Lesen bildet. Ich kämpfe mich grade durch „Smarte Neue Welt“ von Evgeny Morozov. 592 Seiten Kritik an der Internet-Ideologie. Interessant, aber es liest sich nicht so flüssig weg. Um die Aufmerksamkeit zu halten, flechtet Morozov daher immer wieder lustige Beispiel ein. Wie die Geschichte von den Wissenschaftlern, die den Müll anderer Leute fotografieren und die Bilder auf Facebook stellen.

Das ist kein Scherz. Das Projekt heißt BinCam. Im Deckel des Mülleimers ist ein Smartphone eingebaut, das so programmiert ist, dass es automatisch ein Foto macht, wenn der Deckel auf- und wieder zugeht.

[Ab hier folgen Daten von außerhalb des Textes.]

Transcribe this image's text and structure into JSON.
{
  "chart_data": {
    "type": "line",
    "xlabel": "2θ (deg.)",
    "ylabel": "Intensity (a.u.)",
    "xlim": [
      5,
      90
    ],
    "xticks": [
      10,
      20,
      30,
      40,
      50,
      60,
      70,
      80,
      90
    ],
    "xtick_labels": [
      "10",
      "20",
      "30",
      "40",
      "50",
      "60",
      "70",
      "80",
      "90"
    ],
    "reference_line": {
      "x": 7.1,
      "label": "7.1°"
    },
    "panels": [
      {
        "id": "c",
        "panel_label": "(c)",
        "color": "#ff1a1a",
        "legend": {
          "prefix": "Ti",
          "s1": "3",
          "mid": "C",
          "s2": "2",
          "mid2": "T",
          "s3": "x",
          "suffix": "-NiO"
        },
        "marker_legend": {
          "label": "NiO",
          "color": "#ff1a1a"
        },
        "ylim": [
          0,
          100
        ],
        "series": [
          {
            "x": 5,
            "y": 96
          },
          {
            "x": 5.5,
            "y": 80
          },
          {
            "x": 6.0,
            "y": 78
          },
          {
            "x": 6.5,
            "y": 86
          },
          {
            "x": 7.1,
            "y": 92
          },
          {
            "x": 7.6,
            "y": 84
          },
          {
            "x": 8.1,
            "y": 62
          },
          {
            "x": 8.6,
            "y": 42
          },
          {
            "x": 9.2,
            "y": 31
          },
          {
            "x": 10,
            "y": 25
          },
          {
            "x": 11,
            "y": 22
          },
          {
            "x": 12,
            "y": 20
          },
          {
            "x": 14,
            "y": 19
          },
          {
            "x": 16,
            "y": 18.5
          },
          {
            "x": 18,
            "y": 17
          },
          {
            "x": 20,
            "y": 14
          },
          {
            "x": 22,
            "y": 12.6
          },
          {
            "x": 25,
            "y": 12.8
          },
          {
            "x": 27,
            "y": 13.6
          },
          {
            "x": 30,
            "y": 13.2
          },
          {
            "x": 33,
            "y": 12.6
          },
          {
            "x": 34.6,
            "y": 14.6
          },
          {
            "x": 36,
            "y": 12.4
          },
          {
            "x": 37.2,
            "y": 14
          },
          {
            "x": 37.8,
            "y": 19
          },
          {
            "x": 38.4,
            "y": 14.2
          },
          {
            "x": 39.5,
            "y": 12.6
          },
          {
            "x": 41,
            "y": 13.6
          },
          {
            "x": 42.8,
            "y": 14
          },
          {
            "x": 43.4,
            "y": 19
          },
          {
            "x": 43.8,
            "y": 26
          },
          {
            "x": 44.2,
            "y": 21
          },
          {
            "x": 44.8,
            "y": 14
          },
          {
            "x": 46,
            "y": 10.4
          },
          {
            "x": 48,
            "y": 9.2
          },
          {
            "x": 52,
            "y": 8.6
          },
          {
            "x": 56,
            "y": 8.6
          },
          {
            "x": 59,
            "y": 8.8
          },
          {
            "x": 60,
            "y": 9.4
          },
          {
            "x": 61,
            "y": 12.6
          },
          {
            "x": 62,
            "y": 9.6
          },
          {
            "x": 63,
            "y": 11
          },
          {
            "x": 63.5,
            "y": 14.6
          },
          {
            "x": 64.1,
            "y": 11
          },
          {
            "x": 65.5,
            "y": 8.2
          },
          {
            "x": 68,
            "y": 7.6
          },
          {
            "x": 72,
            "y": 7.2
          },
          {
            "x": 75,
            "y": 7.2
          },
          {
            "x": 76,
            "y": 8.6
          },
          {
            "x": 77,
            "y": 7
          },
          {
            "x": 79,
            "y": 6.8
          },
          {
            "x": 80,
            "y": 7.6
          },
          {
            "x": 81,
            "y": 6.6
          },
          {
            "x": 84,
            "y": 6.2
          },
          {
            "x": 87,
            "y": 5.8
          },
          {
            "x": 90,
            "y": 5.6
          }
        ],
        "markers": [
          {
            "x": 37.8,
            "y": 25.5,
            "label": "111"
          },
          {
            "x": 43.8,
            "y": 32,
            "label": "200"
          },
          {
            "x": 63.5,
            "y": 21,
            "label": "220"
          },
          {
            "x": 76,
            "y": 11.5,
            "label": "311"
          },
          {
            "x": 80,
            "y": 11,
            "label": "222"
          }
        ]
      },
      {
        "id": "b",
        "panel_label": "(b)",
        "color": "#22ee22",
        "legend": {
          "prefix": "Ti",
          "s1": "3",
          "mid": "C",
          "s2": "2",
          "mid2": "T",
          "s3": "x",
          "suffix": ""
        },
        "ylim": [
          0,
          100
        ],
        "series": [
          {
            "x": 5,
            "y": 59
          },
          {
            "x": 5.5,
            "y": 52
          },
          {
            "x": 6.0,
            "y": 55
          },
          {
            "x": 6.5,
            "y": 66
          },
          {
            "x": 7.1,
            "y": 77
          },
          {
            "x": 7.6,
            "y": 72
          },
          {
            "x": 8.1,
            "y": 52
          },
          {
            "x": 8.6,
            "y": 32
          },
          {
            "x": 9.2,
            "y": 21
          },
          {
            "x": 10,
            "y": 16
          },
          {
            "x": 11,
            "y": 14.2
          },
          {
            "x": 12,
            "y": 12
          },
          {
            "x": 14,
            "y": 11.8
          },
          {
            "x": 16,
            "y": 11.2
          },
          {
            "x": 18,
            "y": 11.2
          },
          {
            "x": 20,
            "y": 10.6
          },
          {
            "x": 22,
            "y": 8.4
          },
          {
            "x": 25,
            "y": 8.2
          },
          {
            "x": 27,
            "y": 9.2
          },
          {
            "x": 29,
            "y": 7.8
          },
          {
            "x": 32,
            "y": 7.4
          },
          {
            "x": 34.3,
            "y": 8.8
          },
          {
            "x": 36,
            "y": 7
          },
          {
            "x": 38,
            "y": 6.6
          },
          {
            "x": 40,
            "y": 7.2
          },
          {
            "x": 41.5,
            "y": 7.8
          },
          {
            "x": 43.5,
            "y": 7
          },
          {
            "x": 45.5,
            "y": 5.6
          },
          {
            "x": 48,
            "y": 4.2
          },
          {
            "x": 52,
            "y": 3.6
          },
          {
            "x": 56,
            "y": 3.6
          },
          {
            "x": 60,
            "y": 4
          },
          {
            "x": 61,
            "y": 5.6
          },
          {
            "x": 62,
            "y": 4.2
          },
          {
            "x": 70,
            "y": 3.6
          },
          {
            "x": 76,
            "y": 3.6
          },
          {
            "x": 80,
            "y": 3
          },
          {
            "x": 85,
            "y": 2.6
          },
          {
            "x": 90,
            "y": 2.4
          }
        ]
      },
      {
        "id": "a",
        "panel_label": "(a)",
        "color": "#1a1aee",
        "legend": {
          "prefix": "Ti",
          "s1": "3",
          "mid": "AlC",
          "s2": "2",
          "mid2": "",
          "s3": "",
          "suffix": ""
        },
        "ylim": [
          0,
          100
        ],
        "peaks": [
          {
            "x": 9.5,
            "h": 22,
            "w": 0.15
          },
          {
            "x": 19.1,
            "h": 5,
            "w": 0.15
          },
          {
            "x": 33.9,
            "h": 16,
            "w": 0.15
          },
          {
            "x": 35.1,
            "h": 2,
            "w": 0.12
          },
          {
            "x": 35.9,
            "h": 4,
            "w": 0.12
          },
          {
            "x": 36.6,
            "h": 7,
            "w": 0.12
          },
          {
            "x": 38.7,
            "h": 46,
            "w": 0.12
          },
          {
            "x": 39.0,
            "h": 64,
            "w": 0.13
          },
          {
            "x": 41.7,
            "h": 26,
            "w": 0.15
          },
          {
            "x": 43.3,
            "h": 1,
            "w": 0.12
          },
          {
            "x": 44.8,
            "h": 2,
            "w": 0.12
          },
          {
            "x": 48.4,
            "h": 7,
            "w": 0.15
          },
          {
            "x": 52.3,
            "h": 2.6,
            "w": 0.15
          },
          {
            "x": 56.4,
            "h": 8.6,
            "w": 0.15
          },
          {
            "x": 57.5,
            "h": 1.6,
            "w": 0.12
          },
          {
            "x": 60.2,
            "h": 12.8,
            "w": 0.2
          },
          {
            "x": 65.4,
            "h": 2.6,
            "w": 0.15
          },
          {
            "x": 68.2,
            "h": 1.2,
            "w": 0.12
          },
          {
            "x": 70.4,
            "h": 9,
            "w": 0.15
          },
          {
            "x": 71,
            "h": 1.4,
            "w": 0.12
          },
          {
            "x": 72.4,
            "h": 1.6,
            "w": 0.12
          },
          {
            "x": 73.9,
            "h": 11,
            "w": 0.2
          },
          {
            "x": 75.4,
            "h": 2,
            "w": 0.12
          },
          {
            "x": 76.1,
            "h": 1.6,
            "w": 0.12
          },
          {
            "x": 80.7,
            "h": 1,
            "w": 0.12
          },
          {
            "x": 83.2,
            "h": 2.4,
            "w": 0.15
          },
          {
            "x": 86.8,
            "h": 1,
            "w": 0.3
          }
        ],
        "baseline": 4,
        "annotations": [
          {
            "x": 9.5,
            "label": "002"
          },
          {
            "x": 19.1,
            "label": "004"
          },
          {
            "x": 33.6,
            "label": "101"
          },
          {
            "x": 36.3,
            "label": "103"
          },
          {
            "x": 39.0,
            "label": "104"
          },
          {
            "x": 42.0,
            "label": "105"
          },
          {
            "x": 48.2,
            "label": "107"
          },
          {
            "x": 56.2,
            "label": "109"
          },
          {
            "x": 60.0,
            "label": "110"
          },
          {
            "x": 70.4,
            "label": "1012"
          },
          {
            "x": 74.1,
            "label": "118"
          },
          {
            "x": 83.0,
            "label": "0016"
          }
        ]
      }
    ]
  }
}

Und dieses Foto wird dann an eine spezielle Facebook Community geleitet. Um dem User Gelegenheit zu geben, über seine ökologischen Sünden noch einmal nachzudenken.

Das klingt verrückt, ist aber vollkommen ernst gemeint. Der Ansatz nennt sich „persuasive technology“ - ich würde das mal übersetzen mit „Technik mit Überzeugungskraft“. Angeblich ein heißes Thema auf dem Feld der Mensch-Maschine-Interaktion. Es gibt jedenfalls auch schon eine jährliche Fachtagung dazu.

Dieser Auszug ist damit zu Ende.